Consider standard random walk on integer line. (probabilities $\frac{1}{2}$ to go left or right, start at $0$).
I am reading probability and random processes book and I came across following theorem:
Mean number of visits of the walk to point $b$ before returning to origin equals $1$.
I don't get it intuitively. How is it possible that no matter how big is $b$, expected value is still $1$, how on earth it is expected that random walk will visit $999999999999999$ before returning to $0$ again.
How to understand this theorem? Is it even true? Is it known theorem? If you run random walk on computer many times it is really the case that no matter what $b$ is most of the times random walk will visit it once before returning to $0$?
Best Answer
Wlog assume $b > 0$. It's a standard result that the probability that the walk goes to $b$ before it returns to $0$ is $1/2b$, for instance see this.

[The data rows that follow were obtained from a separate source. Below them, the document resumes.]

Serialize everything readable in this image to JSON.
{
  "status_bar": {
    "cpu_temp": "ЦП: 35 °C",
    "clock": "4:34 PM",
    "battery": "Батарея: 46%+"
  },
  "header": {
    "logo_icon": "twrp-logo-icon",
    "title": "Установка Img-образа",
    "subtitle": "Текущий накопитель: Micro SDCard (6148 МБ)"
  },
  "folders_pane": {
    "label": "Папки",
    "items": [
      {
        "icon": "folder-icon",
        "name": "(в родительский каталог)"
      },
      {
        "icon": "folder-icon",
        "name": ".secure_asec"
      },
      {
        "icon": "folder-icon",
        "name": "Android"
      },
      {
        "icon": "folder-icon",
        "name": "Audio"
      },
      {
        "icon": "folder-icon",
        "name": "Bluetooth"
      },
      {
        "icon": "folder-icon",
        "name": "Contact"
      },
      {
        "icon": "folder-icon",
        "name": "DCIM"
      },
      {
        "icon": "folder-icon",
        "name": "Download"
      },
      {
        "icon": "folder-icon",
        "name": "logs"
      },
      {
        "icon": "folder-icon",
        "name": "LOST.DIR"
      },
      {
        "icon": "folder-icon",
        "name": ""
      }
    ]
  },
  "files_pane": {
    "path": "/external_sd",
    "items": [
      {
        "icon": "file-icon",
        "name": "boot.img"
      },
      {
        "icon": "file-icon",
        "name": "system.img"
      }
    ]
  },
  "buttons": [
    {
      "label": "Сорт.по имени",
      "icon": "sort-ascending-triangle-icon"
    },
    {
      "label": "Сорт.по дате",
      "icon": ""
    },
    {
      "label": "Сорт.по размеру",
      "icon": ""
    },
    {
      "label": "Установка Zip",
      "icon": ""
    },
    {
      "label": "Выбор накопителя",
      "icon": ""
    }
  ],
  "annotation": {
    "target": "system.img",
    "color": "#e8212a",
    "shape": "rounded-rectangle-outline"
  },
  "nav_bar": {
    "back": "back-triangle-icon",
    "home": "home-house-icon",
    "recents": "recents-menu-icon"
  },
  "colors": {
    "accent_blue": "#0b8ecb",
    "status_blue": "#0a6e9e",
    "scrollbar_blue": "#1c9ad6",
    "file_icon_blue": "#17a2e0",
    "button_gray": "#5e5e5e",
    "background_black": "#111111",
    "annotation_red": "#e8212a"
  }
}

Now, suppose the walk did get to $b$. Then note by the Markov property and symmetry that the chance that it comes back to $b$ before it reaches the origin is again $1/2b$. This lets us compute the mean number of time we hit $b$ before coming back to $0$.

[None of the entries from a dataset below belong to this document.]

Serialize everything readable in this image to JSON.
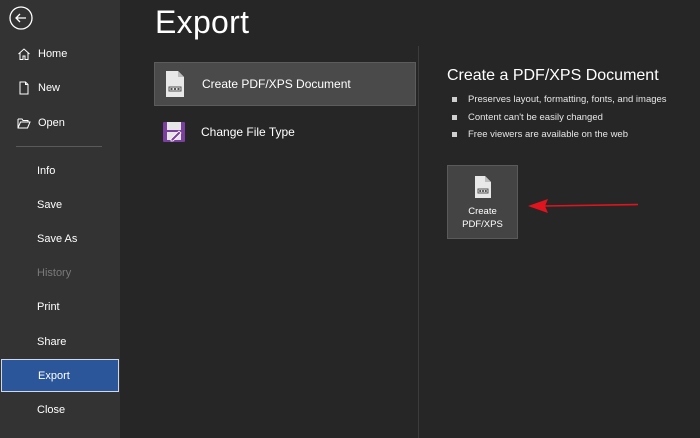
{
  "sidebar": {
    "items": [
      {
        "label": "Home",
        "icon": "home-icon"
      },
      {
        "label": "New",
        "icon": "new-document-icon"
      },
      {
        "label": "Open",
        "icon": "open-folder-icon"
      },
      {
        "label": "Info"
      },
      {
        "label": "Save"
      },
      {
        "label": "Save As"
      },
      {
        "label": "History",
        "disabled": true
      },
      {
        "label": "Print"
      },
      {
        "label": "Share"
      },
      {
        "label": "Export",
        "active": true
      },
      {
        "label": "Close"
      }
    ]
  },
  "page": {
    "title": "Export"
  },
  "options": [
    {
      "label": "Create PDF/XPS Document",
      "icon": "pdf-document-icon",
      "selected": true
    },
    {
      "label": "Change File Type",
      "icon": "change-file-type-icon"
    }
  ],
  "detail": {
    "title": "Create a PDF/XPS Document",
    "bullets": [
      "Preserves layout, formatting, fonts, and images",
      "Content can't be easily changed",
      "Free viewers are available on the web"
    ],
    "button_line1": "Create",
    "button_line2": "PDF/XPS"
  },
  "colors": {
    "sidebar_bg": "#333333",
    "main_bg": "#262626",
    "active_nav": "#2b579a",
    "annotation_arrow": "#e0141e"
  }
}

Indeed, to get exactly one hit at $b$ before return, we have the chance $1/2b \cdot 1/2b$: first get to $b$, and then come to $0$ before hitting $b$ again. To get exactly two hits, we have the chance $1/2b \cdot (1-1/2b) \cdot 1/2b$: get to $b$, come back to $b$ without hitting $0$, and then go to $0$ without hitting $b$ again. This pattern clearly continues.

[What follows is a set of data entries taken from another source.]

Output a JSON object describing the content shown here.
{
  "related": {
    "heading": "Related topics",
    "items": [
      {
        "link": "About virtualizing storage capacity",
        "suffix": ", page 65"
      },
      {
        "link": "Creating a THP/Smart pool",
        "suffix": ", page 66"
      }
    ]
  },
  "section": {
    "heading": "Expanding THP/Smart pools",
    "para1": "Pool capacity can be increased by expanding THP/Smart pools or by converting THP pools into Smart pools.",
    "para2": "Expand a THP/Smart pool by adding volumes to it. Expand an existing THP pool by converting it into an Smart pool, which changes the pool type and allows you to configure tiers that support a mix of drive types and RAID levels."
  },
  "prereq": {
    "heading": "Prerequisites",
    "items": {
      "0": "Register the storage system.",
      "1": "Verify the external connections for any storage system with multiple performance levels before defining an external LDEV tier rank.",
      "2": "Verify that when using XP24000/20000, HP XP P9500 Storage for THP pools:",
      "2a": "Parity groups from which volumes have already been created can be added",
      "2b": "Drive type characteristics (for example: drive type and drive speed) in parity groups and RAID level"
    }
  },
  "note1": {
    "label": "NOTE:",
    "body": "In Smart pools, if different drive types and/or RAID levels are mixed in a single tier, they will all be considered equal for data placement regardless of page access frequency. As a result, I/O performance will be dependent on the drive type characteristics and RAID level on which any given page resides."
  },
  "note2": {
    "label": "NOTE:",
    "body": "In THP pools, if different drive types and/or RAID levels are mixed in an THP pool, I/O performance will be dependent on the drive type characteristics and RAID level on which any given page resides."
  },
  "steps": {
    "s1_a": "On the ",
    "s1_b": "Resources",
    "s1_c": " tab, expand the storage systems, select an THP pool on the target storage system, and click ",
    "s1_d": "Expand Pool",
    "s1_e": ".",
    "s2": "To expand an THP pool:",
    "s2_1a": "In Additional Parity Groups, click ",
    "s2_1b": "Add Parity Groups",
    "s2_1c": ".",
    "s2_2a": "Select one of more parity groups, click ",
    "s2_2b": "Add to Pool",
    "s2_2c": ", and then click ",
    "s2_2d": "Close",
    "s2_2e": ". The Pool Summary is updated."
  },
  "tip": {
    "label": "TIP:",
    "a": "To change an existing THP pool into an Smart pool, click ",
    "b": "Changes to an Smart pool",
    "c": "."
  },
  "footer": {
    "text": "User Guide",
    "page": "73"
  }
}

In general, if $N$ is the number of visits to $b$ before returning to $0$, then for $k \ge 1,$ $$ P(N = k) = \frac{1}{4b^2} \left( 1 - 1/2b\right)^{k-1}.$$ This gives the mean number of hits of $$ \mathbb{E}[N] = \frac{1}{4b^2} \sum_{k \ge 1} k (1-1/2b)^{k-1} = \frac{1}{4b^2} \cdot -\partial_\pi \sum (1-\pi)^k|_{\pi = 1/2b} \\ = \frac{1}{4b^2} \cdot - \partial_\pi \left.\frac{1}{1-\pi} \right|_{\pi = 1/2b} = \frac{1}{4b^2} \cdot \frac1{(1/2b)^2} = 1.$$
The basic intuition to carry is that it is very rare indeed to get to a very far out position before coming back to $0$ once, but equivalently, if the walk does get to that very far position, then it's very rare to come back to $0$. Once the walk gets to $b$, it'll tend to spend a long time near $b$, and will keep hitting $b$ again and again, many times, before it can make it back to $0$. Indeed, note that the conditional mean of the number of hits at $b$ before return given that the walk does visit it at least once is $2b$. The exact balance, of course, is coming from the symmetry of this random walk.